Der deutsche Psychologe Friedemann Schultz von Thun unterscheidet gar „vier Ohren einer Botschaft“. Demnach kann man jede Aussage auf der Sachebene, der Beziehungsebene, der Selbstoffenbarungsebene oder der Appellebene verstehen. Ebenso kann jeder, der sich äussert, diese vier Ebenen in seiner Aussage verpacken. Dies ist nur ein kleiner Einblick in die Komplexität menschlicher Kommunikation. Er lässt jedoch erahnen, was unserer Kultur droht, wenn sich in der nächsten Generation derartige Defizite ausbreiten, wie sie die KKH aufdeckt.

Fehlen uns die Worte?

Was also kann man tun, um möglichst schon im Vorhinein Abhilfe zu schaffen? Nun, ein Blick auf die von der KKH genannten, oben aufgelisteten Ursachen zeigt Handlungsfelder auf. Regelmässige, intensive Gespräche in der Familie helfen ebenso wie die Begrenzung der Bildschirmzeit. Wird es deutlich, dass ein Kind in der Sprachentwicklung zurückbleibt, ist ein Besuch beim Kinderarzt angezeigt.

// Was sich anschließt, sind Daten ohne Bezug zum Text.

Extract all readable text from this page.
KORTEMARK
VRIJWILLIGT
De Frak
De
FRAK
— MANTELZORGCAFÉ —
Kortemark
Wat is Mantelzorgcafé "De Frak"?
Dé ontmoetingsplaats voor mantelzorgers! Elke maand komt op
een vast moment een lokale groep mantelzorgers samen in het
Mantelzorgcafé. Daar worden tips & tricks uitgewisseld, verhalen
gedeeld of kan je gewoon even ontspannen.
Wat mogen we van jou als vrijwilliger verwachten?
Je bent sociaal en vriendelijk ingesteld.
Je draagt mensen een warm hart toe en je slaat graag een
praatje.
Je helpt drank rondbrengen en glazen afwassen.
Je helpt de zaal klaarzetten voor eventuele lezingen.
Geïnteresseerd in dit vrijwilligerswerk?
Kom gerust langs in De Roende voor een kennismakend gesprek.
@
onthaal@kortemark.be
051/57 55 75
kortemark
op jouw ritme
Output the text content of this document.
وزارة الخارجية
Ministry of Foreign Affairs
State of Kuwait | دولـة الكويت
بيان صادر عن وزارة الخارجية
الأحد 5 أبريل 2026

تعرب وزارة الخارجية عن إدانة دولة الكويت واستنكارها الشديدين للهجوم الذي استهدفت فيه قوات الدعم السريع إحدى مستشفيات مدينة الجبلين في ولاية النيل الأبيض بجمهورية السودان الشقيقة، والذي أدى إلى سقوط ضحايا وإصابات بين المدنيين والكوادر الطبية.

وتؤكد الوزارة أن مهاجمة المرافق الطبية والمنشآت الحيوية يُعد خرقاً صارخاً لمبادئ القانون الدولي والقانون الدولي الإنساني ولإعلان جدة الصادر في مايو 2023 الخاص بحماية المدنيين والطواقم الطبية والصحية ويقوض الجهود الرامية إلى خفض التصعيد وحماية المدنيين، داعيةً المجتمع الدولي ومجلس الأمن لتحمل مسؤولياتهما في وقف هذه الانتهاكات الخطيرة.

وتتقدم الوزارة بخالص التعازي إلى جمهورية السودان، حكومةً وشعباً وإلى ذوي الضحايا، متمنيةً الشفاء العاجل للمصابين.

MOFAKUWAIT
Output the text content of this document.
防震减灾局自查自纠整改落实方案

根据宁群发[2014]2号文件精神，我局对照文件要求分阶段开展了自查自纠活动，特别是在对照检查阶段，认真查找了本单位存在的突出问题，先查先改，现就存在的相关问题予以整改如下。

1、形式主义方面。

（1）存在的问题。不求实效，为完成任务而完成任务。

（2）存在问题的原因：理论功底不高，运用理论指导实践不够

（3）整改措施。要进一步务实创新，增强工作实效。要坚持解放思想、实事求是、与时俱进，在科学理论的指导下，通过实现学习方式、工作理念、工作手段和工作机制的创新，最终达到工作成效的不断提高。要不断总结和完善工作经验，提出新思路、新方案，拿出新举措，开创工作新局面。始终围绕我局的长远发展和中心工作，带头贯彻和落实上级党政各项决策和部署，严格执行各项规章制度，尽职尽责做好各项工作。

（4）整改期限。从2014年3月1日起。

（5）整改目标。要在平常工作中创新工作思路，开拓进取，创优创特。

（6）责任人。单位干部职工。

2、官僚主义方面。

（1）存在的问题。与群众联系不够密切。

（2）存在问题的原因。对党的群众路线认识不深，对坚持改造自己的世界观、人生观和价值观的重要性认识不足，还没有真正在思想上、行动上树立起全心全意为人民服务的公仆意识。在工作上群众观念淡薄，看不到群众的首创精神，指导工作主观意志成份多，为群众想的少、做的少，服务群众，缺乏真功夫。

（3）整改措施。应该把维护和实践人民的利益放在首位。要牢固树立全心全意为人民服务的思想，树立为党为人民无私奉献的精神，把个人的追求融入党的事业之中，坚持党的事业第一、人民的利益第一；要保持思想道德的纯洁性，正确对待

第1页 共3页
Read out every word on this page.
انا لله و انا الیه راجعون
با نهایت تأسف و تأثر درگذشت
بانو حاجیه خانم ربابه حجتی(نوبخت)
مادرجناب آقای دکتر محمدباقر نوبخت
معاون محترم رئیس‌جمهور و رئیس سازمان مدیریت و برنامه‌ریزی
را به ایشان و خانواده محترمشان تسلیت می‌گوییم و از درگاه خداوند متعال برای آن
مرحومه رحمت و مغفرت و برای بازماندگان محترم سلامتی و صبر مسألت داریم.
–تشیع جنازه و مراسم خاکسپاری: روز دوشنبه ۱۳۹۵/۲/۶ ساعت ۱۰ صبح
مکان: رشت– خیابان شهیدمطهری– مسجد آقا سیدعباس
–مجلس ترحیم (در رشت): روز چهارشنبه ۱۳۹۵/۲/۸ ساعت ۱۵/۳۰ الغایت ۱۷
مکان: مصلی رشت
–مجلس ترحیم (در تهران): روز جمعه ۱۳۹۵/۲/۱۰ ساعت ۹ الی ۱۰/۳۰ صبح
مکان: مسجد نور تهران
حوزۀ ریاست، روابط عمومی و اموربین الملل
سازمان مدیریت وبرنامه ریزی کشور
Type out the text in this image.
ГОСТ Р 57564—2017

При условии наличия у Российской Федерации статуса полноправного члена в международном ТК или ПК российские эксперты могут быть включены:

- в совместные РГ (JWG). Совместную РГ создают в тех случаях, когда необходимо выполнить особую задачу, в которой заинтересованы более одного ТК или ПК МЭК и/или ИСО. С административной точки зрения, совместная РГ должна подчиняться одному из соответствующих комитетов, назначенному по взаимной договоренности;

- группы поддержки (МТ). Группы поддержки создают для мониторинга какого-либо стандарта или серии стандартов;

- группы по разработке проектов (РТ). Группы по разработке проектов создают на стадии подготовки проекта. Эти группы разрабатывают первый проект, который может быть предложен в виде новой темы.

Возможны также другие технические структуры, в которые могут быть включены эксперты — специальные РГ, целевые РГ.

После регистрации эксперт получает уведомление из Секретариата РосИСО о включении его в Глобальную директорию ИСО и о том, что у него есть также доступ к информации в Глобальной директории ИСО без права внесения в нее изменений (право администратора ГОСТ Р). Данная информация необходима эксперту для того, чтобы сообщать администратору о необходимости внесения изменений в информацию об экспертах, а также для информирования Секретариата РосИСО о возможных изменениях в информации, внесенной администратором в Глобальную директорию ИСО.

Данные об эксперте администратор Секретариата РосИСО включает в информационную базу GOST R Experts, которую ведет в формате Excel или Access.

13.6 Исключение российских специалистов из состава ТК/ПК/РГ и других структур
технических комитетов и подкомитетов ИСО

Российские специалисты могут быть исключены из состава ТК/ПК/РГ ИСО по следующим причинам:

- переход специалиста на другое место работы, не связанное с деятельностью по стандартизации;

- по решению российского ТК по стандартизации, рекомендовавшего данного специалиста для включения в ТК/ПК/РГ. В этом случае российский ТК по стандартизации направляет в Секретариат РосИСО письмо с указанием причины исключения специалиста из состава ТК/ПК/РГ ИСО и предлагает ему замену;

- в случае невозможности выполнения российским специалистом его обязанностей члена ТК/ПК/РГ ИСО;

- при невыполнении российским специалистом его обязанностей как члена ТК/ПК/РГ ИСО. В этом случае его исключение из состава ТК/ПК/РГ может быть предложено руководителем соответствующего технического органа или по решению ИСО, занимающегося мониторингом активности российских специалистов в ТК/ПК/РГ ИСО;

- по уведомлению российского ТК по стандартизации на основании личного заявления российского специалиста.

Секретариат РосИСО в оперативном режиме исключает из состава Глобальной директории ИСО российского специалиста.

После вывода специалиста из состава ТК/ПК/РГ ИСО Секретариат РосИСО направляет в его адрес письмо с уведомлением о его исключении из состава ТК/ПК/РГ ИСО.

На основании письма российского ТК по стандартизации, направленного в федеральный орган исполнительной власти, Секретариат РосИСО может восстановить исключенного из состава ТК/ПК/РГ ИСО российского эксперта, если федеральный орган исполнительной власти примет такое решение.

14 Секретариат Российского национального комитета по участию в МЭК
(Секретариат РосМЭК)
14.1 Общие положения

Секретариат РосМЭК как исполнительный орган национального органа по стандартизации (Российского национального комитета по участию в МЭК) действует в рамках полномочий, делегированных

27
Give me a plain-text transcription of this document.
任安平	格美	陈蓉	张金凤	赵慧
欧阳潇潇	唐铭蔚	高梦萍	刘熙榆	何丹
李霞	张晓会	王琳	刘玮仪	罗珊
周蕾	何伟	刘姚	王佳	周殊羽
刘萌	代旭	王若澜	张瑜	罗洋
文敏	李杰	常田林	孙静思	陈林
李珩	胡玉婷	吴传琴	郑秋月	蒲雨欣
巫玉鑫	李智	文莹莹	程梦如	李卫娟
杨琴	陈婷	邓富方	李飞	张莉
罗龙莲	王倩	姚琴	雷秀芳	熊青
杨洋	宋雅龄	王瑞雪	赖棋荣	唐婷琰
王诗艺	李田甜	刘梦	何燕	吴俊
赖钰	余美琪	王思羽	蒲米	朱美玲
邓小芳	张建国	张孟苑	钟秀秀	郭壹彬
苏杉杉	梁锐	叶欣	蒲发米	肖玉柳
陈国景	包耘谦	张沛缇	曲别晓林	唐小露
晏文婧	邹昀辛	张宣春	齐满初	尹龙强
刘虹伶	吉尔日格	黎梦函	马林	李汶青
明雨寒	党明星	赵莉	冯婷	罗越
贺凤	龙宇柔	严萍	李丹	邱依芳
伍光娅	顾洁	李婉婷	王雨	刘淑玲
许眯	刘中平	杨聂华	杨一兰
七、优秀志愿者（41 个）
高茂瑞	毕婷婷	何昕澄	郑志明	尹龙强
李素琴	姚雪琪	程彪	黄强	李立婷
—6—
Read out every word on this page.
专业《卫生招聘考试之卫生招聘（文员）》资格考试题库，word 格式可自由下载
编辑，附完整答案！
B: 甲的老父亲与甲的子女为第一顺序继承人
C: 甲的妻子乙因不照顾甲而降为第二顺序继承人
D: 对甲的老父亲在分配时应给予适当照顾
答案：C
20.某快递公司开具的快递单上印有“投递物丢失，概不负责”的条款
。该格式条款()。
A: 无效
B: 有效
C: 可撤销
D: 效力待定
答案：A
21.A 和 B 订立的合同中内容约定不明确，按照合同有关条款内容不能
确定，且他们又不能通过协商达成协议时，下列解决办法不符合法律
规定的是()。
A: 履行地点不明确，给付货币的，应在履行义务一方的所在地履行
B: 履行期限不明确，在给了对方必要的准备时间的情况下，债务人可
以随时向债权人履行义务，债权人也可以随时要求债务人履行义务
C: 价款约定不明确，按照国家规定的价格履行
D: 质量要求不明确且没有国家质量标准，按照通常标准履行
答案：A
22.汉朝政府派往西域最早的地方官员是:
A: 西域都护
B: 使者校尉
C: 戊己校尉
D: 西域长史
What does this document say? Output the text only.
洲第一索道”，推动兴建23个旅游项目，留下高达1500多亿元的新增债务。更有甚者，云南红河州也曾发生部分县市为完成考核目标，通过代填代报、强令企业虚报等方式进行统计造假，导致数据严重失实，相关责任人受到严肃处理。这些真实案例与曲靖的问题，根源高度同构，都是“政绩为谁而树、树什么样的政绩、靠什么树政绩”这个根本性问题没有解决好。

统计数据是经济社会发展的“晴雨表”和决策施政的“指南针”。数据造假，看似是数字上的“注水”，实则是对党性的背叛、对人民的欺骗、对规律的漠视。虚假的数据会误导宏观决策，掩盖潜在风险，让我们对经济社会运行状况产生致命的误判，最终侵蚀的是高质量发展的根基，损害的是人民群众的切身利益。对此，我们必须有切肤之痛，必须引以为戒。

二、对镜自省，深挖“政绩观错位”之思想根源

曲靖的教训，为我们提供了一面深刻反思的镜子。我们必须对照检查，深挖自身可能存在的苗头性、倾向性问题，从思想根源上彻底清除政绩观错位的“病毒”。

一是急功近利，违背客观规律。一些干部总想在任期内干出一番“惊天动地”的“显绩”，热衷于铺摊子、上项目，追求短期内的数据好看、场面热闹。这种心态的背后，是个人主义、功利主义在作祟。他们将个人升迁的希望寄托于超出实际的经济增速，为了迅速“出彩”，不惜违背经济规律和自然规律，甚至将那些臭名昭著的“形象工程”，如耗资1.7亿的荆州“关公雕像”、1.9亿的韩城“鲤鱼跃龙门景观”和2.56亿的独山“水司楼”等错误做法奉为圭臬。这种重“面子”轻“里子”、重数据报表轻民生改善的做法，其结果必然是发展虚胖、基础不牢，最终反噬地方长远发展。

KKH-Expertin Vijitha Sanjivkumar fasst zusammen: „Nutzen Sie jede Gelegenheit, um die Sprachentwicklung Ihres Kindes anzuregen, lesen Sie je nach Alter Geschichten vor, fördern Sie das Sprechen über Handpuppen oder Rollenspiele, singen Sie gemeinsam, begleiten Sie Ihr Kind beim Medienkonsum und reden Sie über gemeinsame Erlebnisse, Gedanken und Gefühle. Seien Sie geduldig und hören Sie aufmerksam zu, wann immer sich Ihr Nachwuchs mitteilen möchte.“

Mit diesen Mitteln kann wohl jedes Elternpaar dafür sorgen, dass Kinderworte etwas bleiben, worüber man liebevoll schmunzelt, und kein Anlass zur Besorgnis werden. Doch wenn der Trend weiter bergab geht, sind die gesellschaftlichen Aussichten ziemlich düster – oder sollte man lieber sagen „bajacka“?